Now that you know the conservation strategies, write your full answer. Which strategy was that β translocation, captive breeding, or something else? Did it work, and what challenges does moving animals to a new place bring?
Q1. Name three conservation strategies used in Australia and give one real example of each. (3 marks)
Q2. Describe one strength and one weakness of (a) captive breeding and (b) national parks. Use a real Australian example for each. (4 marks)

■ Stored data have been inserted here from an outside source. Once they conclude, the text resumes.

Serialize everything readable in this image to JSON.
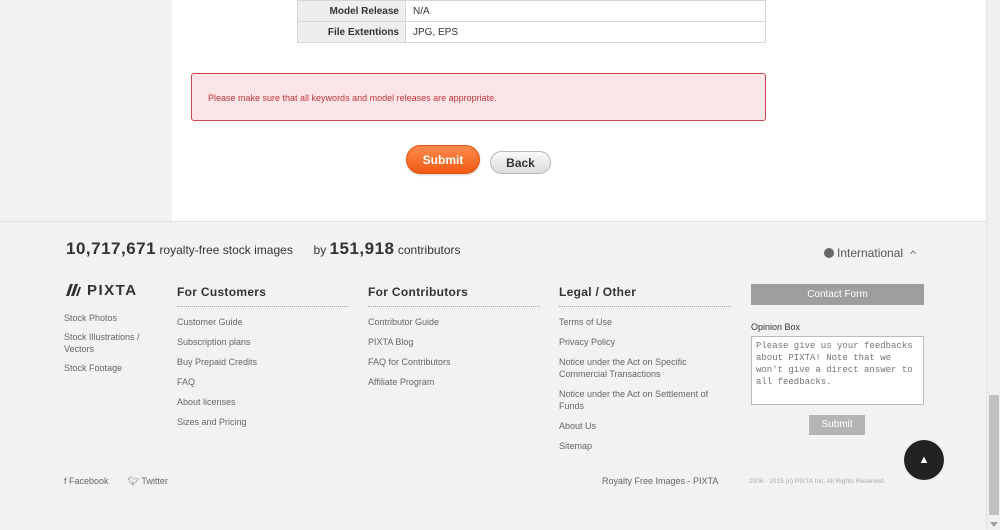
{
  "details_table": [
    {
      "key": "Model Release",
      "value": "N/A"
    },
    {
      "key": "File Extentions",
      "value": "JPG, EPS"
    }
  ],
  "alert": {
    "message": "Please make sure that all keywords and model releases are appropriate."
  },
  "actions": {
    "submit_label": "Submit",
    "back_label": "Back"
  },
  "footer": {
    "stats": {
      "image_count": "10,717,671",
      "images_text": "royalty-free stock images",
      "by_text": "by",
      "contributor_count": "151,918",
      "contributors_text": "contributors"
    },
    "international_label": "International",
    "logo_text": "PIXTA",
    "left_links": [
      "Stock Photos",
      "Stock Illustrations / Vectors",
      "Stock Footage"
    ],
    "columns": [
      {
        "title": "For Customers",
        "items": [
          "Customer Guide",
          "Subscription plans",
          "Buy Prepaid Credits",
          "FAQ",
          "About licenses",
          "Sizes and Pricing"
        ]
      },
      {
        "title": "For Contributors",
        "items": [
          "Contributor Guide",
          "PIXTA Blog",
          "FAQ for Contributors",
          "Affiliate Program"
        ]
      },
      {
        "title": "Legal / Other",
        "items": [
          "Terms of Use",
          "Privacy Policy",
          "Notice under the Act on Specific Commercial Transactions",
          "Notice under the Act on Settlement of Funds",
          "About Us",
          "Sitemap"
        ]
      }
    ],
    "contact_form_label": "Contact Form",
    "opinion_box": {
      "label": "Opinion Box",
      "placeholder": "Please give us your feedbacks about PIXTA! Note that we won't give a direct answer to all feedbacks.",
      "submit_label": "Submit"
    },
    "social": {
      "facebook": "Facebook",
      "twitter": "Twitter"
    },
    "royalty_text": "Royalty Free Images - PIXTA",
    "copyright": "2006 - 2015 (c) PIXTA Inc. All Rights Reserved."
  }
}
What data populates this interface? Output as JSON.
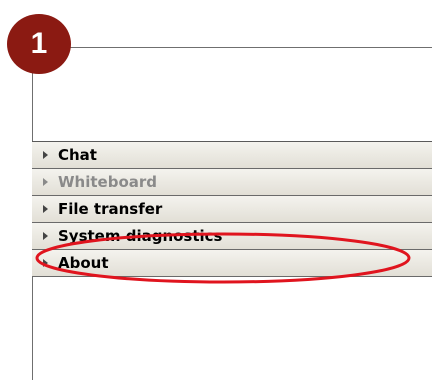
{
  "badge": {
    "number": "1",
    "color": "#8b1a12"
  },
  "accordion": {
    "items": [
      {
        "label": "Chat",
        "enabled": true
      },
      {
        "label": "Whiteboard",
        "enabled": false
      },
      {
        "label": "File transfer",
        "enabled": true
      },
      {
        "label": "System diagnostics",
        "enabled": true,
        "highlighted": true
      },
      {
        "label": "About",
        "enabled": true
      }
    ]
  },
  "highlight_color": "#e0141e"
}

Q3. Explain why Indigenous-led land management (e.g. cultural burning) is now considered an essential part of Australian conservation. Refer to time depth, evidence after Black Summer, and the idea of "two-way science". (4 marks)
Answers
βΎMCQ 1
C β Protecting habitat directly addresses the biggest threat. Zoos and breeding programs are emergency tools, not replacements.
MCQ 2
A β Cool, low-intensity fire used in the right season reduces fuel build-up and creates a mosaic of habitats that supports biodiversity. It's been practised for tens of thousands of years.
MCQ 3
D β PlantBank stores seeds. It's a long-term insurance policy for plants.
MCQ 4
B β A wildlife corridor is a strip of vegetation that links larger protected areas, letting animals move and reducing fragmentation effects.
MCQ 5
C β Captive breeding is expensive, slow and can lower genetic diversity over time as the captive population becomes smaller and more closely related.
Short Answer 1
Model answer: (1) Protected areas β Kakadu National Park (NT) protects wetlands and freshwater crocodiles. (2) Captive breeding β Tasmanian devil insurance population on Maria Island saved the species from facial tumour disease. (3) Seed bank β Australian PlantBank stores 10,000+ native plant species. (Other valid: Indigenous land management, EPBC Act, Great Eastern Ranges wildlife corridor.)
Short Answer 2
Model answer: Captive breeding β Strength: can save a species from imminent extinction (e.g. helmeted honeyeater, brought back from ~50 birds at Healesville Sanctuary). Weakness: expensive, slow, and reduces genetic diversity because the population stays small. National parks β Strength: protect whole ecosystems and many species at once relatively cheaply (e.g. Daintree NP protects the world's oldest rainforest, home to cassowaries and thousands of plant species). Weakness: climate change, invasive species and fire don't stop at park boundaries, so the park alone is not enough.
Short Answer 3
Model answer: Aboriginal and Torres Strait Islander peoples have actively managed Australia's landscape for at least 65,000 years β by far the longest continuous land management on Earth. Cultural burning uses small, cool, low-intensity fires lit in the right season to reduce undergrowth and prevent the huge fuel build-ups that fuel megafires. After Black Summer (2019β20), researchers showed that areas managed with cultural fire suffered far less damage than areas that weren't. "Two-way science" combines Indigenous knowledge with modern scientific tools (camera traps, GPS, drones) and often outperforms either approach alone. Indigenous Protected Areas now cover more than half of Australia's national reserve system β so partnering with Traditional Owners isn't optional, it's central to the country's conservation effort.